I have not encountered “super bloggers” (100,000+ followers) but I have noticed several who get a very large number of likes and comments even though the actual post seem inane or lacking content.  I still don’t know why this happens.  I find more revealing those bloggers who write well or have a creative view, have a sizable audience (100’s or 1000’s, not 100,000), get a sizable number of comments and still have time to reply to most.  These bloggers are dedicated to interaction and exchange of ideas.  Personally, I would prefer to be the latter rather than the former.

I have several fellow bloggers who are writers – no surprise that many bloggers are writers – who unabashedly use their blogs to advertise their books.  Not one (so far) has asked for a contribution and I believe it fair to use a blog for marketing promotion.  If you like the way the blogger writes, then you will be more likely to be interested in their books.

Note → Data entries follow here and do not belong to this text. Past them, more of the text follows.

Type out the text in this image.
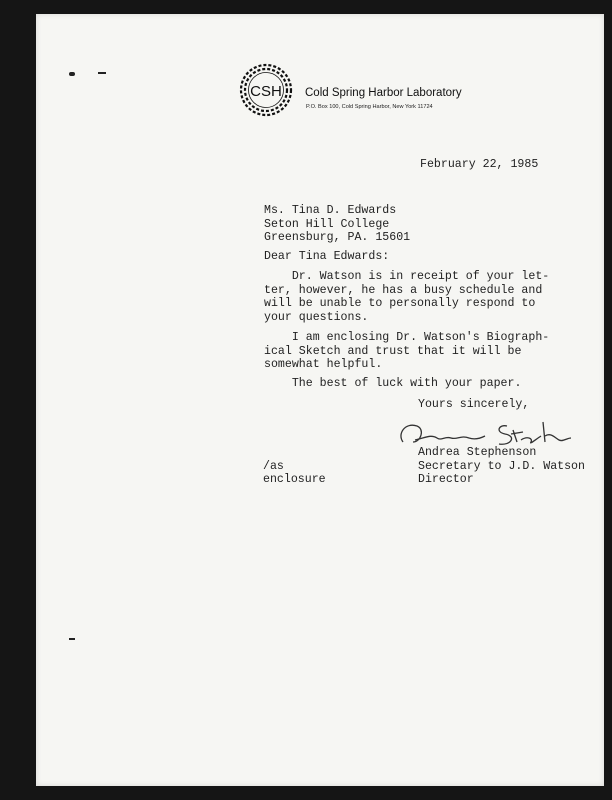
CSH Cold Spring Harbor Laboratory
P.O. Box 100, Cold Spring Harbor, New York 11724
February 22, 1985
Ms. Tina D. Edwards
Seton Hill College
Greensburg, PA. 15601
Dear Tina Edwards:
Dr. Watson is in receipt of your let-
ter, however, he has a busy schedule and
will be unable to personally respond to
your questions.
I am enclosing Dr. Watson's Biograph-
ical Sketch and trust that it will be
somewhat helpful.
The best of luck with your paper.
Yours sincerely,
Andrea Stephenson
Secretary to J.D. Watson
Director
/as
enclosure
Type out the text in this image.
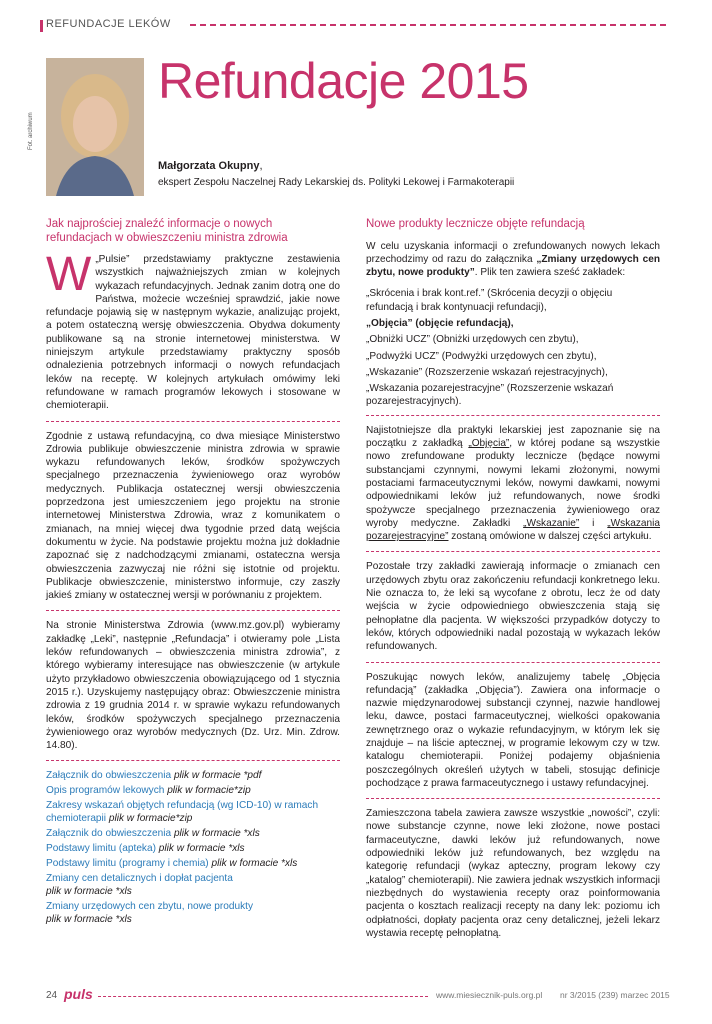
REFUNDACJE LEKÓW
Fot. archiwum
Refundacje 2015
Małgorzata Okupny,
ekspert Zespołu Naczelnej Rady Lekarskiej ds. Polityki Lekowej i Farmakoterapii
Jak najprościej znaleźć informacje o nowych refundacjach w obwieszczeniu ministra zdrowia

W „Pulsie” przedstawiamy praktyczne zestawienia wszystkich najważniejszych zmian w kolejnych wykazach refundacyjnych. Jednak zanim dotrą one do Państwa, możecie wcześniej sprawdzić, jakie nowe refundacje pojawią się w następnym wykazie, analizując projekt, a potem ostateczną wersję obwieszczenia. Obydwa dokumenty publikowane są na stronie internetowej ministerstwa. W niniejszym artykule przedstawiamy praktyczny sposób odnalezienia potrzebnych informacji o nowych refundacjach leków na receptę. W kolejnych artykułach omówimy leki refundowane w ramach programów lekowych i stosowane w chemioterapii.

Zgodnie z ustawą refundacyjną, co dwa miesiące Ministerstwo Zdrowia publikuje obwieszczenie ministra zdrowia w sprawie wykazu refundowanych leków, środków spożywczych specjalnego przeznaczenia żywieniowego oraz wyrobów medycznych. Publikacja ostatecznej wersji obwieszczenia poprzedzona jest umieszczeniem jego projektu na stronie internetowej Ministerstwa Zdrowia, wraz z komunikatem o zmianach, na mniej więcej dwa tygodnie przed datą wejścia dokumentu w życie. Na podstawie projektu można już dokładnie zapoznać się z nadchodzącymi zmianami, ostateczna wersja obwieszczenia zazwyczaj nie różni się istotnie od projektu. Publikacje obwieszczenie, ministerstwo informuje, czy zaszły jakieś zmiany w ostatecznej wersji w porównaniu z projektem.

Na stronie Ministerstwa Zdrowia (www.mz.gov.pl) wybieramy zakładkę „Leki”, następnie „Refundacja” i otwieramy pole „Lista leków refundowanych – obwieszczenia ministra zdrowia”, z którego wybieramy interesujące nas obwieszczenie (w artykule użyto przykładowo obwieszczenia obowiązującego od 1 stycznia 2015 r.). Uzyskujemy następujący obraz: Obwieszczenie ministra zdrowia z 19 grudnia 2014 r. w sprawie wykazu refundowanych leków, środków spożywczych specjalnego przeznaczenia żywieniowego oraz wyrobów medycznych (Dz. Urz. Min. Zdrow. 14.80).

Załącznik do obwieszczenia plik w formacie *pdf
Opis programów lekowych plik w formacie*zip
Zakresy wskazań objętych refundacją (wg ICD-10) w ramach chemioterapii plik w formacie*zip
Załącznik do obwieszczenia plik w formacie *xls
Podstawy limitu (apteka) plik w formacie *xls
Podstawy limitu (programy i chemia) plik w formacie *xls
Zmiany cen detalicznych i dopłat pacjenta
plik w formacie *xls
Zmiany urzędowych cen zbytu, nowe produkty
plik w formacie *xls
Nowe produkty lecznicze objęte refundacją

W celu uzyskania informacji o zrefundowanych nowych lekach przechodzimy od razu do załącznika „Zmiany urzędowych cen zbytu, nowe produkty”. Plik ten zawiera sześć zakładek:

„Skrócenia i brak kont.ref.” (Skrócenia decyzji o objęciu refundacją i brak kontynuacji refundacji),
„Objęcia” (objęcie refundacją),
„Obniżki UCZ” (Obniżki urzędowych cen zbytu),
„Podwyżki UCZ” (Podwyżki urzędowych cen zbytu),
„Wskazanie” (Rozszerzenie wskazań rejestracyjnych),
„Wskazania pozarejestracyjne” (Rozszerzenie wskazań pozarejestracyjnych).

Najistotniejsze dla praktyki lekarskiej jest zapoznanie się na początku z zakładką „Objęcia”, w której podane są wszystkie nowo zrefundowane produkty lecznicze (będące nowymi substancjami czynnymi, nowymi lekami złożonymi, nowymi postaciami farmaceutycznymi leków, nowymi dawkami, nowymi odpowiednikami leków już refundowanych, nowe środki spożywcze specjalnego przeznaczenia żywieniowego oraz wyroby medyczne. Zakładki „Wskazanie” i „Wskazania pozarejestracyjne” zostaną omówione w dalszej części artykułu.

Pozostałe trzy zakładki zawierają informacje o zmianach cen urzędowych zbytu oraz zakończeniu refundacji konkretnego leku. Nie oznacza to, że leki są wycofane z obrotu, lecz że od daty wejścia w życie odpowiedniego obwieszczenia stają się pełnopłatne dla pacjenta. W większości przypadków dotyczy to leków, których odpowiedniki nadal pozostają w wykazach leków refundowanych.

Poszukując nowych leków, analizujemy tabelę „Objęcia refundacją” (zakładka „Objęcia”). Zawiera ona informacje o nazwie międzynarodowej substancji czynnej, nazwie handlowej leku, dawce, postaci farmaceutycznej, wielkości opakowania zewnętrznego oraz o wykazie refundacyjnym, w którym lek się znajduje – na liście aptecznej, w programie lekowym czy w tzw. katalogu chemioterapii. Poniżej podajemy objaśnienia poszczególnych określeń użytych w tabeli, stosując definicje pochodzące z prawa farmaceutycznego i ustawy refundacyjnej.

Zamieszczona tabela zawiera zawsze wszystkie „nowości”, czyli: nowe substancje czynne, nowe leki złożone, nowe postaci farmaceutyczne, dawki leków już refundowanych, nowe odpowiedniki leków już refundowanych, bez względu na kategorię refundacji (wykaz apteczny, program lekowy czy „katalog” chemioterapii). Nie zawiera jednak wszystkich informacji niezbędnych do wystawienia recepty oraz poinformowania pacjenta o kosztach realizacji recepty na dany lek: poziomu ich odpłatności, dopłaty pacjenta oraz ceny detalicznej, jeżeli lekarz wystawia receptę pełnopłatną.

24 puls	www.miesiecznik-puls.org.pl nr 3/2015 (239) marzec 2015
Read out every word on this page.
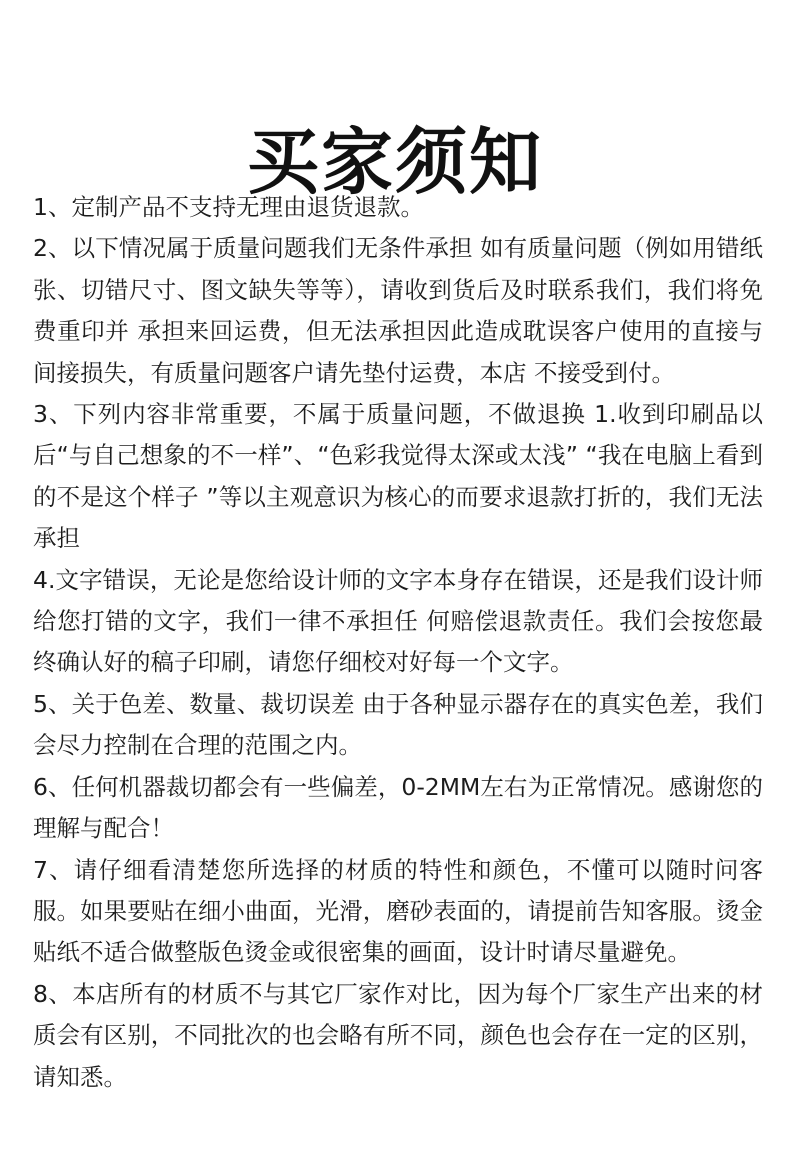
买家须知

1、定制产品不支持无理由退货退款。

2、以下情况属于质量问题我们无条件承担 如有质量问题（例如用错纸张、切错尺寸、图文缺失等等），请收到货后及时联系我们，我们将免费重印并 承担来回运费，但无法承担因此造成耽误客户使用的直接与间接损失，有质量问题客户请先垫付运费，本店 不接受到付。

3、下列内容非常重要，不属于质量问题，不做退换 1.收到印刷品以后“与自己想象的不一样”、“色彩我觉得太深或太浅” “我在电脑上看到的不是这个样子 ”等以主观意识为核心的而要求退款打折的，我们无法承担

4.文字错误，无论是您给设计师的文字本身存在错误，还是我们设计师给您打错的文字，我们一律不承担任 何赔偿退款责任。我们会按您最终确认好的稿子印刷，请您仔细校对好每一个文字。

5、关于色差、数量、裁切误差 由于各种显示器存在的真实色差，我们会尽力控制在合理的范围之内。

6、任何机器裁切都会有一些偏差，0-2MM左右为正常情况。感谢您的理解与配合！

7、请仔细看清楚您所选择的材质的特性和颜色，不懂可以随时问客服。如果要贴在细小曲面，光滑，磨砂表面的，请提前告知客服。烫金贴纸不适合做整版色烫金或很密集的画面，设计时请尽量避免。

8、本店所有的材质不与其它厂家作对比，因为每个厂家生产出来的材质会有区别，不同批次的也会略有所不同，颜色也会存在一定的区别，请知悉。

Bloggers come and go.  Some get exhausted; many run out of ideas; some have reached their primary goal (sobriety, end of a bad relationship, fear of writing, etc.). While I still read and follow many that I started with, others have, regrettably, stopped blogging.  The upside is to encourage looking for new ones.

Obscenity and vulgarity – I don’t mind it and I use it occasionally for emphasis but I’m not good at it.  Besides, there are already too many “fuck you” rants posts as it is.

I try to read as many different types of blogs as possible, from the creative, inspirational and poetic to those that others might find offensive, weird or unusual.  I want to stretch my aging brain, not restrict it.  While I have written posts about subjects like elderporn, alien anal probing and sex with animals, I would hope that no one takes me seriously.  (Sorry to disappoint you, Fido.)

So, what’s your blogging view and experience, whether newbie or veteran?  Is it up, down, sideways, ever-changing or static?  I await your reply with bated breath.  (Does bated breath leave a taste in your mouth?)